Они с Бабкиным вышли в другую комнату.
– Что думаешь? – спросил Сергей.
Макар помолчал, барабаня по подоконнику.
– Что тут думать… Надо взять номер ее телефона у Чухрая и проверить, вот и все. Настя заплатила за неделю вперед, предупреждала, что может уехать раньше… То, что не зашла к детям, действительно странно, но у нее могли быть свои причины. Кто-то позвонил, срочно потребовалось ее присутствие на работе… Мало ли что.
– Она и с тобой не попрощалась.
– Это меня меньше удивляет, – признался Макар. – Мне-то она ничего не обещала. А про рододендрон они точно что-то напутали, он здесь не растет.
– Или она напутала. – Сергей встал. – Я дойду до Чухрая, а ты следи, чтобы они не смылись. Черт их знает, что им еще в голову взбредет. Да! Мне еще надо колышки выдернуть.
– Какие колышки?
– Не важно. Потом расскажу.
«А ведь какую нелепую смерть мог принять», – думал он по дороге к хижине на сваях.
Чухрай воспринял его просьбу без удивления.
– А, они и вас достали!
– Кто?
Лодочник молча отмерил ладонью метр над землей, затем поднял ее чуть выше.
– Не то чтобы достали, – уклончиво пробормотал Сергей.
– Мертвого расшевелят. – Чухрай, кажется, сказал это с одобрением. – Надо у Тимура спрашивать. Хотя, подожди… Я же его в город с утра отправил, он еще, наверное, не вернулся… Дай минуту.
Он ушел в хижину и вернулся с сотовым – старой кнопочной моделью, по экрану которой расползалась паутинная сетка трещин.
– Ловит – и нормально, – отрезал Чухрай, заметив легкую гримасу удивления на лице Сергея. – Это вам все подавай новые модели каждый год. Совсем с ума посходили, в кредиты влезают ради звонилки, в шесть утра очередь занимают. – Он помахал телефоном. – Что человеку нужно? Записная книжка и кнопки, чтобы номер набирать. Все остальное – от лукавого!

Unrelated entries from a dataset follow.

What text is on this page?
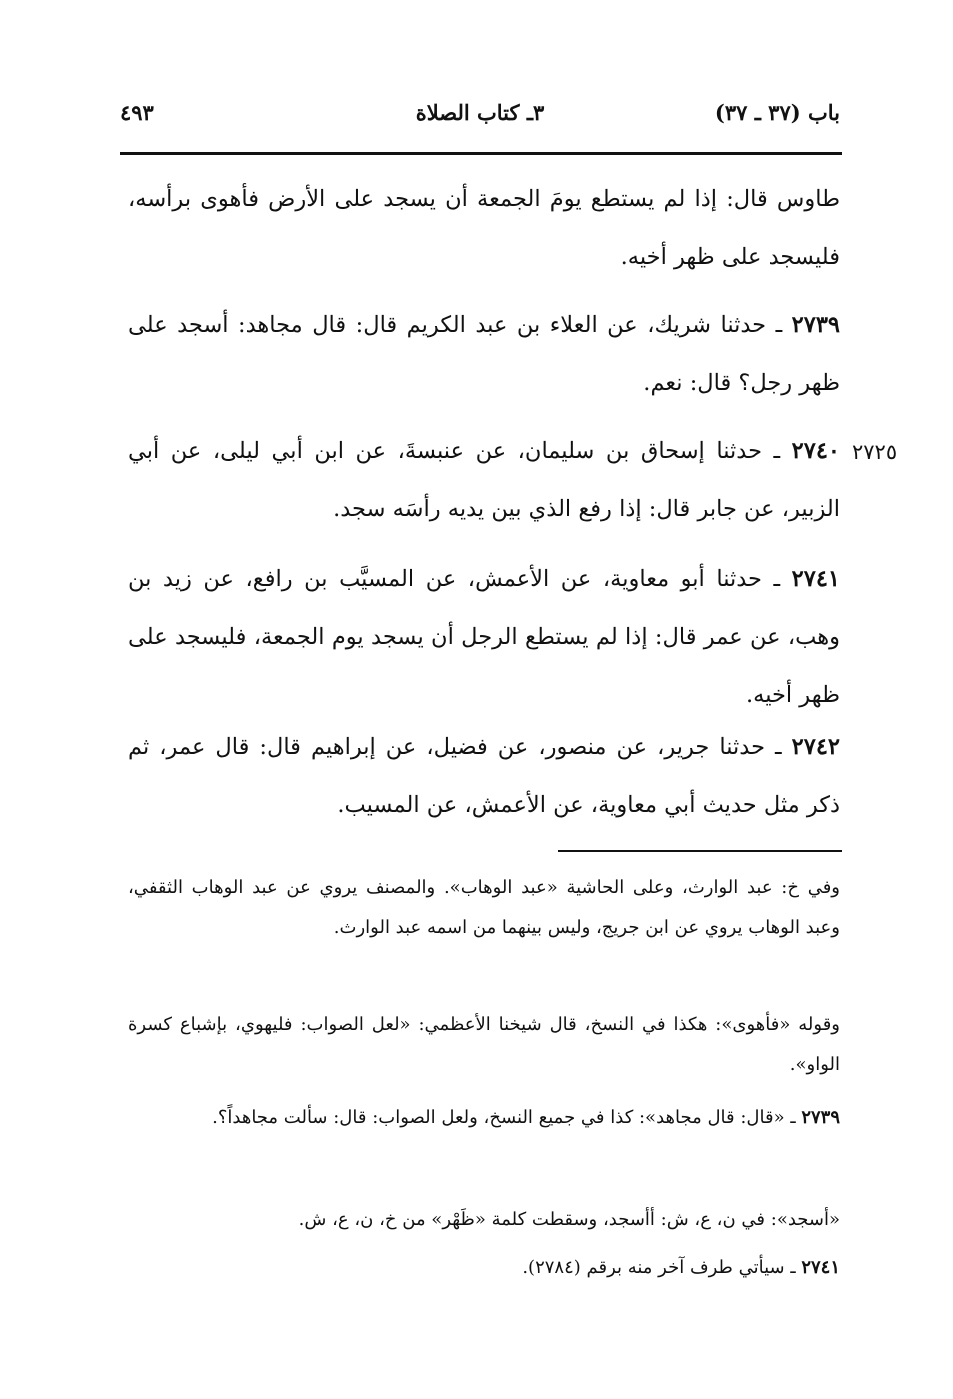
باب (٣٧ ـ ٣٧)
٣ـ كتاب الصلاة
٤٩٣

طاوس قال: إذا لم يستطع يومَ الجمعة أن يسجد على الأرض فأهوى برأسه، فليسجد على ظهر أخيه.

٢٧٣٩ ـ حدثنا شريك، عن العلاء بن عبد الكريم قال: قال مجاهد: أسجد على ظهر رجل؟ قال: نعم.

٢٧٢٥

٢٧٤٠ ـ حدثنا إسحاق بن سليمان، عن عنبسةَ، عن ابن أبي ليلى، عن أبي الزبير، عن جابر قال: إذا رفع الذي بين يديه رأسَه سجد.

٢٧٤١ ـ حدثنا أبو معاوية، عن الأعمش، عن المسيَّب بن رافع، عن زيد بن وهب، عن عمر قال: إذا لم يستطع الرجل أن يسجد يوم الجمعة، فليسجد على ظهر أخيه.

٢٧٤٢ ـ حدثنا جرير، عن منصور، عن فضيل، عن إبراهيم قال: قال عمر، ثم ذكر مثل حديث أبي معاوية، عن الأعمش، عن المسيب.

وفي خ: عبد الوارث، وعلى الحاشية «عبد الوهاب». والمصنف يروي عن عبد الوهاب الثقفي، وعبد الوهاب يروي عن ابن جريج، وليس بينهما من اسمه عبد الوارث.

وقوله «فأهوى»: هكذا في النسخ، قال شيخنا الأعظمي: «لعل الصواب: فليهوي، بإشباع كسرة الواو».

٢٧٣٩ ـ «قال: قال مجاهد»: كذا في جميع النسخ، ولعل الصواب: قال: سألت مجاهداً؟.

«أسجد»: في ن، ع، ش: أأسجد، وسقطت كلمة «ظَهْر» من خ، ن، ع، ش.

٢٧٤١ ـ سيأتي طرف آخر منه برقم (٢٧٨٤).
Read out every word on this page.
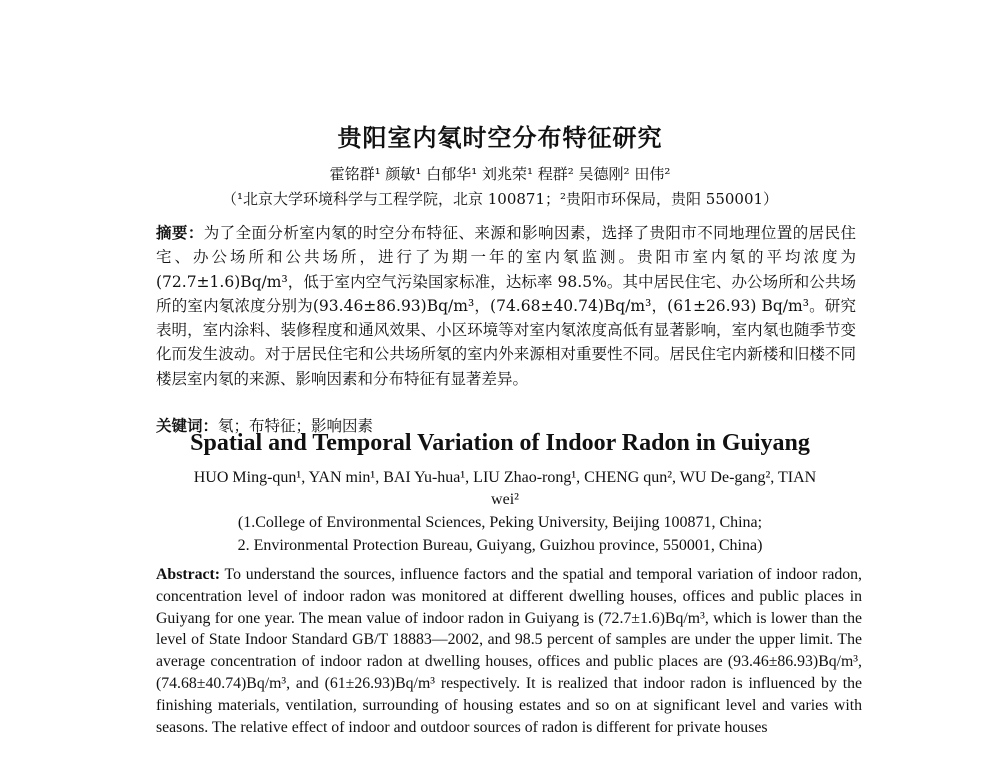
贵阳室内氡时空分布特征研究
霍铭群¹ 颜敏¹ 白郁华¹ 刘兆荣¹ 程群² 吴德刚² 田伟²
（¹北京大学环境科学与工程学院，北京 100871；²贵阳市环保局，贵阳 550001）
摘要：为了全面分析室内氡的时空分布特征、来源和影响因素，选择了贵阳市不同地理位置的居民住宅、办公场所和公共场所，进行了为期一年的室内氡监测。贵阳市室内氡的平均浓度为(72.7±1.6)Bq/m³，低于室内空气污染国家标准，达标率 98.5%。其中居民住宅、办公场所和公共场所的室内氡浓度分别为(93.46±86.93)Bq/m³，(74.68±40.74)Bq/m³，(61±26.93) Bq/m³。研究表明，室内涂料、装修程度和通风效果、小区环境等对室内氡浓度高低有显著影响，室内氡也随季节变化而发生波动。对于居民住宅和公共场所氡的室内外来源相对重要性不同。居民住宅内新楼和旧楼不同楼层室内氡的来源、影响因素和分布特征有显著差异。
关键词：氡；布特征；影响因素
Spatial and Temporal Variation of Indoor Radon in Guiyang
HUO Ming-qun¹, YAN min¹, BAI Yu-hua¹, LIU Zhao-rong¹, CHENG qun², WU De-gang², TIAN
wei²
(1.College of Environmental Sciences, Peking University, Beijing 100871, China;
2. Environmental Protection Bureau, Guiyang, Guizhou province, 550001, China)
Abstract: To understand the sources, influence factors and the spatial and temporal variation of indoor radon, concentration level of indoor radon was monitored at different dwelling houses, offices and public places in Guiyang for one year. The mean value of indoor radon in Guiyang is (72.7±1.6)Bq/m³, which is lower than the level of State Indoor Standard GB/T 18883—2002, and 98.5 percent of samples are under the upper limit. The average concentration of indoor radon at dwelling houses, offices and public places are (93.46±86.93)Bq/m³, (74.68±40.74)Bq/m³, and (61±26.93)Bq/m³ respectively. It is realized that indoor radon is influenced by the finishing materials, ventilation, surrounding of housing estates and so on at significant level and varies with seasons. The relative effect of indoor and outdoor sources of radon is different for private houses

Сергею было что возразить на эту экспрессивную речь, но он промолчал, про себя порадовавшись, что с ним нет Илюшина: тот затеял бы с хозяином бурный диспут, а диспутов Сергею не хотелось. Он никогда, даже в юности не чувствовал в себе ни призвания, ни желания переубеждать собеседника в его взглядах, если только речь не шла о Макаре. «Пассионарности в тебе не хватает, Сережа», – изредка говорил Илюшин. Пассионарность или нет, но Бабкин был убежден, что в споре люди выглядят тем глупее, чем меньше им знаком собеседник, а чувствовать себя дураком он не любил.
– Записывай, – сказал Чухрай.
– А был бы у тебя телефон попродвинутей, сбросил бы мне контакт – и все дела, – не удержался Сергей.
– Утомительно пальчиком-то одиннадцать раз на экран нажать, – посочувствовал Гордей Богданович, сверкнув белыми зубами.
Сергей рассмеялся.
– Расскажи потом, как она там, – стерев с лица скептическую ухмылку, попросил Чухрай.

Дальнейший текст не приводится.